A privately-run student accommodation complex has bowed to pressure and dropped plans to impose increases of up to 30% on next year’s rents.

Instead, Hubble Living on the Headford Road — formerly known as Cúirt na Coiribe — will up the fees by 2%, which is the maximum hike allowed in a rent pressure zone.

As revealed in the Galway City Tribune, the University of Galway Students’ Union mounted a vigorous campaign against the huge jump, getting TDs to raise it in the Dáil, lodging complaints in the Residential Tenancy Board (RTB) and attracting nearly 1,200 signatures in an online petition against it.

Students’ Union President Dean Kenny said their attention would now switch to keeping up the pressure on the newly appointed Minister for Further and Higher Education Patrick O’Donovan to make good on promises by his predecessor and new Taoiseach Simon Harris for the Government to directly fund on-campus housing.
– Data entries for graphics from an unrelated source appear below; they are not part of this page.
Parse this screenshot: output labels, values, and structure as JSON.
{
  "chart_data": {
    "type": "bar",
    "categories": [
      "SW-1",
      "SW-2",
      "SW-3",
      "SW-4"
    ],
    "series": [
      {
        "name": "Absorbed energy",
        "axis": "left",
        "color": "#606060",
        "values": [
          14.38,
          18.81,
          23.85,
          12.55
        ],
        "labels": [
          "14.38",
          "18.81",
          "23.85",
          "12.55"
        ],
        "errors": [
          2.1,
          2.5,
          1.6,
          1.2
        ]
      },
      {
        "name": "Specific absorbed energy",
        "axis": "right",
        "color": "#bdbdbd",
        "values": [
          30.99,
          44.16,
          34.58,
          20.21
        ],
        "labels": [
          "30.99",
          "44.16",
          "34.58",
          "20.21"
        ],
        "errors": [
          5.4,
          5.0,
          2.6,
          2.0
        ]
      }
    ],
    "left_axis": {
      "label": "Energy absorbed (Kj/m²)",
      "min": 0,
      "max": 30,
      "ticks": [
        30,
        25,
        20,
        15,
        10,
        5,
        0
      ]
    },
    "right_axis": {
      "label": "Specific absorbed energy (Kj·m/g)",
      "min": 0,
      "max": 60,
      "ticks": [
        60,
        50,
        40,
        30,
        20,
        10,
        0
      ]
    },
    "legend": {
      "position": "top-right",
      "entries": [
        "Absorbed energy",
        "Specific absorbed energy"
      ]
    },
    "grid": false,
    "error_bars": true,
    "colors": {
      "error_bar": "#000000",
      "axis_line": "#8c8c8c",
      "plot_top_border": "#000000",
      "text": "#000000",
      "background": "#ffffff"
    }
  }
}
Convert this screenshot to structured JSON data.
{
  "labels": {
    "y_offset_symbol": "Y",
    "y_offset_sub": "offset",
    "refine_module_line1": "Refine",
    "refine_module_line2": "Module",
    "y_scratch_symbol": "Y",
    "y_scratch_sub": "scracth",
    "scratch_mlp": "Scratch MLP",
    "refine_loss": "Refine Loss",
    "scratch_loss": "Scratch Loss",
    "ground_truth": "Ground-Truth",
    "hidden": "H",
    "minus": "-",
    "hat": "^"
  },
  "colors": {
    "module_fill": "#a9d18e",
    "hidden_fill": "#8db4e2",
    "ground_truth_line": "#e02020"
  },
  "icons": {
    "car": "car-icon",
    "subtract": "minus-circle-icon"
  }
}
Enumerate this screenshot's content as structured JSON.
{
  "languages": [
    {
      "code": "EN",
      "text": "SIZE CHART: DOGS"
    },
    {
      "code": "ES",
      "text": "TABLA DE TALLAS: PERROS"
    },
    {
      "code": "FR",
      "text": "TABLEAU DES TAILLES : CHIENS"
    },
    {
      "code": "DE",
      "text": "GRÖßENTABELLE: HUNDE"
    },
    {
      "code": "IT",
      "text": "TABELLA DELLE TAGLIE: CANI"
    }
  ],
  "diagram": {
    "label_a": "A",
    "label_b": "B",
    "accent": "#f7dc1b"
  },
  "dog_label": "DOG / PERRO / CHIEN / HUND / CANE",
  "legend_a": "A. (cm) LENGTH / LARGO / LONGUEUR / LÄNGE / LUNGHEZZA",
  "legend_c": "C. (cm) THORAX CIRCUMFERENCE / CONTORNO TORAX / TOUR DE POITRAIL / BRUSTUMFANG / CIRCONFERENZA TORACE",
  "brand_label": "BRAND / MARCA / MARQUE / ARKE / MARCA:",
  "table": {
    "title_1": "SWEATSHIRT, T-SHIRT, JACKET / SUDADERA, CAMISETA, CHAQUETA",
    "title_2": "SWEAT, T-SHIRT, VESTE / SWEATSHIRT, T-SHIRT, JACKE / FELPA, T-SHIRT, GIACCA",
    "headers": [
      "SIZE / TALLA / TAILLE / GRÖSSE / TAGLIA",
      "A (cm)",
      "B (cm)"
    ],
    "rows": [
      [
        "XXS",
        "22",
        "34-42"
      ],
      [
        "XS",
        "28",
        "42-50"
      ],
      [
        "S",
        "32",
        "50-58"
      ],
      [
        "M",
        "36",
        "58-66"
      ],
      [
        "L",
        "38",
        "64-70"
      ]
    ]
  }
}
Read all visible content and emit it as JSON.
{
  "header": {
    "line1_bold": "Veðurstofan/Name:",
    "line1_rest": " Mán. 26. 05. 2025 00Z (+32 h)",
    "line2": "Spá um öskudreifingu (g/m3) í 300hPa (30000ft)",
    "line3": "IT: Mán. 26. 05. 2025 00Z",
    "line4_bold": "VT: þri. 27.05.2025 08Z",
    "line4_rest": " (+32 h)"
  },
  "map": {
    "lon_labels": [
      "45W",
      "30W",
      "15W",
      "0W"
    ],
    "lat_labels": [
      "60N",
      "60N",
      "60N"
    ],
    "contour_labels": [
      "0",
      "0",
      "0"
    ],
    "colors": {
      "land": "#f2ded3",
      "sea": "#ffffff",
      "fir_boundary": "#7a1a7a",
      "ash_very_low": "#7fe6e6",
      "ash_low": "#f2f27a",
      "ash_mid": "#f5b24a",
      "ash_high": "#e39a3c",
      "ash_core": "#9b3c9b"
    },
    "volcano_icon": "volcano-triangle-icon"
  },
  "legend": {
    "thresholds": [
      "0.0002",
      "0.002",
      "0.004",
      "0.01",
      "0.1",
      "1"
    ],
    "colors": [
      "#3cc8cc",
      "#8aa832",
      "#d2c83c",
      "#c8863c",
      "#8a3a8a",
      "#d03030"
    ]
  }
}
The union official said the university has already lodged plans with the Higher Education Authority (HEA) to build another complex near the 674-bedroom Dunlin Village on the north campus, opened last December at a cost of €95 million, with construction financed through university borrowing.

As there was no Government funding, students are charged rents of €1,000 per month instead of around €500 per month which are the fees in the older complexes such as Corrib Village.

“I don’t know what got the reversal over the line with Hubble but we are absolutely delighted. We got a good few residents to also lodge complaints in the RTB, which is the only remedy suggested in answer to parliamentary questions put by TDs Mairéad Farrell and Éamon Ó Cuív,” he explained.

“They’re still increasing prices by 2%, but it’s a lot better than the minimum yearly increase of €2,500. We had students who faced leaving college or facing into a summer of working around the clock to pay for that.

“It’s still ridiculous – over €1,000 per month – and that won’t change unless Minister O’Donovan hits the ground running and comes up with a student accommodation funding plan straight away.

“We need another Dunlin Village to have any real impact in the 2025/26 academic year. Things this summer are going to be worse than ever. We will have students again paying for their rooms all summer because they’re too afraid to give them up.”

He said students would no longer take rent increases like this lying down.

“They’ve shown this clearly with their actions to achieve this rent hike reversal.”

Describing the hike as “completely and utterly outrageous” Deputy Mairéad Farrell told the Dáil that Galway students needed basic, affordable student accommodation, without the addition of cinemas, bowling alleys and “Instagram-able views”.

“They end up paying thousands of euro to live in a room the size of a car parking space. To see that level of increase is simply unimaginable. It looks like it will affect more than 500 students in Galway, who are already paying some of the highest rents in Europe.”

The University of Galway has also decided to increase rents in 43% of rooms in its newer accommodation complexes next academic year and reduce or freeze rents in 57% of its beds in the cheaper or older blocks.

Dean Kenny said he understood this was because the more expensive complexes were snapped up first, mainly by international students.

“Last July and August we were being stopped by international students begging us to help with accommodation on campus. It’s heartbreaking. These people uproot from their families and there’s a lot of loneliness – they’re just left to their own devices and they cannot source a simple basic human right as a roof over their heads.”

Caption: University of Galway Students Union President Dean Kenny.